About 3 o’clock, three more tugboats came and the work of launching the raft started. The raft looked like a big island in the middle of the river, with four tugboats pushing it.
But they weren’t pushing, they were holding back the raft, and even then they lost more than 100 fine logs—big trees breaking the raft, whole sections scattering.
That dreadful day drew to a close.
Jim and Frank went to Greenville with the raft. There was no telling when the banks would stop caving in. The men took turns watching all night. I got a good supper for the white men and made them a big pot of strong coffee to drink through the night. The roaring now was steady, but further away, like distant thunder.
I got the children to sleep but didn’t undress them. Johnny stayed with us, and neither he nor I slept a wink. By next morning everything was quiet, but the river was running within 200 feet of Jim’s cookhouse, and a steamboat could have passed easily between my pump and the bank. The fall rains were still to come. I lived in dread all the time.

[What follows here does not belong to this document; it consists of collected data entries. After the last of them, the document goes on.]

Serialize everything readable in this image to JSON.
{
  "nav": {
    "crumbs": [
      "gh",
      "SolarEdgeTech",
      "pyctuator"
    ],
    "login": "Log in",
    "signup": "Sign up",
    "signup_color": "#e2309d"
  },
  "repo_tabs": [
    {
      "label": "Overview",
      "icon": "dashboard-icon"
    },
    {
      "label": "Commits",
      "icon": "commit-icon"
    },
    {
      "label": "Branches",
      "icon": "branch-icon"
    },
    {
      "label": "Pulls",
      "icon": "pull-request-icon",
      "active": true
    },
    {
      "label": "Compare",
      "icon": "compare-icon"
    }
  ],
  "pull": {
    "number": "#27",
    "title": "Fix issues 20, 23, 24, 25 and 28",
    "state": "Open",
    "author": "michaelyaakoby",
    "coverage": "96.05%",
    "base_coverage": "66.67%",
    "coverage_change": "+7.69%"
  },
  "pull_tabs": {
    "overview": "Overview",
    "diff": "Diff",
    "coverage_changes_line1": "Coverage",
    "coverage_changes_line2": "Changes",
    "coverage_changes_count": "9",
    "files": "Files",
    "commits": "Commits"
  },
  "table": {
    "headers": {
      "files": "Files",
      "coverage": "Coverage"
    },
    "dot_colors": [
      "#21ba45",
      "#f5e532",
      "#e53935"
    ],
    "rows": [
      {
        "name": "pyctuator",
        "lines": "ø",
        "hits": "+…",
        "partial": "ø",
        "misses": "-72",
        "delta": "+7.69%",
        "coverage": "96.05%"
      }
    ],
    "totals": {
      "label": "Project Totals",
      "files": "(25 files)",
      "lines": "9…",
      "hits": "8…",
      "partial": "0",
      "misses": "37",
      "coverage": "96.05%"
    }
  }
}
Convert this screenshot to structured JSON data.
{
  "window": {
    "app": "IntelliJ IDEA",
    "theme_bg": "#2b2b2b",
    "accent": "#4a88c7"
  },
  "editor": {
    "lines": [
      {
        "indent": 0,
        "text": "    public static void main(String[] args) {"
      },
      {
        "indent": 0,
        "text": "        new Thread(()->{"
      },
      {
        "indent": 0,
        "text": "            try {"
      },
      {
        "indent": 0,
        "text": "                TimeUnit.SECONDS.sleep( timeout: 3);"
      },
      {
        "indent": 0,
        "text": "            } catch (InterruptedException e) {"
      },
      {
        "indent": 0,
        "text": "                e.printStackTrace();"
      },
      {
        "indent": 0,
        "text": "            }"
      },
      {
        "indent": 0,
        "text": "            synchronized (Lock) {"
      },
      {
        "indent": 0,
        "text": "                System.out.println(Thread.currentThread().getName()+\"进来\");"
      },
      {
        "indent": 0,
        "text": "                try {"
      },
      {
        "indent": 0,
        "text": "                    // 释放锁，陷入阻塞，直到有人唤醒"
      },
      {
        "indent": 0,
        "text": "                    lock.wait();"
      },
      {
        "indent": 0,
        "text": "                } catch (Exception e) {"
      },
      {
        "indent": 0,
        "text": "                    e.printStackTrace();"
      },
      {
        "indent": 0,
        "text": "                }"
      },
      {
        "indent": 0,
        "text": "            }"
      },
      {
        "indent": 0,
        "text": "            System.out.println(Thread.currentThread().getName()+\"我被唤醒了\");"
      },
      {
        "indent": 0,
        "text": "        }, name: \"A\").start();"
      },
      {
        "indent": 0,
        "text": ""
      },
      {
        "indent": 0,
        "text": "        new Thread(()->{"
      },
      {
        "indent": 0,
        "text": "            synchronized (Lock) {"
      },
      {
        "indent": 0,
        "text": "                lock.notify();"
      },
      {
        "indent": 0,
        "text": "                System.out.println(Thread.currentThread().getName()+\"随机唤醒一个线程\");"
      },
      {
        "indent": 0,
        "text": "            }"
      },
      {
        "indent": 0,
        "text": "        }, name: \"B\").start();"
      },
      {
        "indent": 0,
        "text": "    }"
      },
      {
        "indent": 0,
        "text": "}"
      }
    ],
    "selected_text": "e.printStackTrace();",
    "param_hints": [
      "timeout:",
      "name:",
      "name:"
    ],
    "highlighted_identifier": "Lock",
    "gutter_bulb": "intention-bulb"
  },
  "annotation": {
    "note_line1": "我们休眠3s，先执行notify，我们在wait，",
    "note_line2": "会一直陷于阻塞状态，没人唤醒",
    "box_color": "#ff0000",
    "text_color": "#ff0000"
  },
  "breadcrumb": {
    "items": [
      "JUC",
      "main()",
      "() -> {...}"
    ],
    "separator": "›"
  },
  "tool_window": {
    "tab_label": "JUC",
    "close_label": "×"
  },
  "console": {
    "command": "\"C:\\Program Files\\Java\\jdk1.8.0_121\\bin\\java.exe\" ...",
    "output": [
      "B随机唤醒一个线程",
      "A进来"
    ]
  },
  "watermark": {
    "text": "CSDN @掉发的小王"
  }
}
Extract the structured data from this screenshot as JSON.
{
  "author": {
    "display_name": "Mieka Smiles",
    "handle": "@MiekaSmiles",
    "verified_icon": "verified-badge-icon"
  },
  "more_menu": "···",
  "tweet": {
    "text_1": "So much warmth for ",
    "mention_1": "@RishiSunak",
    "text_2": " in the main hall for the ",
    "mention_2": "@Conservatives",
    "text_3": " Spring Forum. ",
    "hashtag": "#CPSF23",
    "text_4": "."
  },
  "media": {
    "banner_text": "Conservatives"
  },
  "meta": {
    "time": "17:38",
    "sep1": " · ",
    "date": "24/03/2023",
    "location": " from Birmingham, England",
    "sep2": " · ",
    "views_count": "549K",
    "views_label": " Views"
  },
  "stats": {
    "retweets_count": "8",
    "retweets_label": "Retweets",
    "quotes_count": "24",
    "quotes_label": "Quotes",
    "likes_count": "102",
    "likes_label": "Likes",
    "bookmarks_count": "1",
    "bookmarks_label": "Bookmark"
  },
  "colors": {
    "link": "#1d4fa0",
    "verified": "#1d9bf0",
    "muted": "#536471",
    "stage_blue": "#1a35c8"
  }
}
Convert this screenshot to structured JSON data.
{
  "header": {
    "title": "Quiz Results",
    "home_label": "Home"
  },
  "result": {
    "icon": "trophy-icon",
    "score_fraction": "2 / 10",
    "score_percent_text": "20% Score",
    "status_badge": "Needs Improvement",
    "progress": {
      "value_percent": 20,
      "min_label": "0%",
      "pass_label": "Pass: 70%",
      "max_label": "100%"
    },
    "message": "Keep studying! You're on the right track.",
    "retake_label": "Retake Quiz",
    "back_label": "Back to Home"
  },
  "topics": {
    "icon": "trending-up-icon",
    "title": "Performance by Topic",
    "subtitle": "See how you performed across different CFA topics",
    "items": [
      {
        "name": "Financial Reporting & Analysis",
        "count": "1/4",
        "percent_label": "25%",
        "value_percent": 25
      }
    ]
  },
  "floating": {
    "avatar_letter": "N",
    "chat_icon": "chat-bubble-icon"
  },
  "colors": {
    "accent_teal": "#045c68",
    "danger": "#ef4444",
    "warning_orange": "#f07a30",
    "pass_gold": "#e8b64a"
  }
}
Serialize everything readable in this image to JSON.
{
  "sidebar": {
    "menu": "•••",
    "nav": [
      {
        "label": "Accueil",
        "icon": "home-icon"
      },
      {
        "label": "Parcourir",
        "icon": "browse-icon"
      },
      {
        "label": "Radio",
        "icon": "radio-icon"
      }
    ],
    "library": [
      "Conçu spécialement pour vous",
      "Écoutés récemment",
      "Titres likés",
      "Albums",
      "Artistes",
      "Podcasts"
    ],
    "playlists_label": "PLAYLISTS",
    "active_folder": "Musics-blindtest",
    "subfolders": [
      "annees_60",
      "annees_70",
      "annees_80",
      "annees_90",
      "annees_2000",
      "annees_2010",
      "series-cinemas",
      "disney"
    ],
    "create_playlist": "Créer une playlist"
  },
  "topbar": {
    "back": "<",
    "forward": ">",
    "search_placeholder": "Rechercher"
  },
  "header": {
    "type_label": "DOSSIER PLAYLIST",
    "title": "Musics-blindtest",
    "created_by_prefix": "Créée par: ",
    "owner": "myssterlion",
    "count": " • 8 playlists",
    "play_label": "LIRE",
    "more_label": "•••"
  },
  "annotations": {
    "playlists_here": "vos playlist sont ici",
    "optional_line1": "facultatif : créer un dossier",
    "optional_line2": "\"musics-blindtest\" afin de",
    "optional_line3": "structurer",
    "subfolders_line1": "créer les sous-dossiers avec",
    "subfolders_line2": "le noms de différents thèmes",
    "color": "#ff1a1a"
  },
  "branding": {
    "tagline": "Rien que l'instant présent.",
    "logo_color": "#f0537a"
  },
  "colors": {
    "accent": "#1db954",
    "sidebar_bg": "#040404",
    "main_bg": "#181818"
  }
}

Jim Thompson’s company was moving him to Louisiana. He encouraged Frank to come along, but a big stave works was opening not far to the east of us, across the Sunflower River. Frank could get work there, and the climate suited him, but it was a perfect wilderness, and Jim and Johnny were afraid for the children and me to go into it.
They and Frank, too, wanted us to stay in Gunnison; but if Frank could stand the wilderness, so could I. Frank and Johnny moved our things across the Sunflower River. Jim moved by steamboat to Louisiana. I took the children and stayed at the hotel in Gunnison for a week to give Frank time to get a camp built.
The saddest part was telling Jim Thompson good-bye. There was never a dearer, better brother than he had always been to me as well as to Frank, and something seemed to warn me it was good-bye forever. Poor little Nina clung to him crying like her heart would break, and, big strong man as he was, he shed tears, too.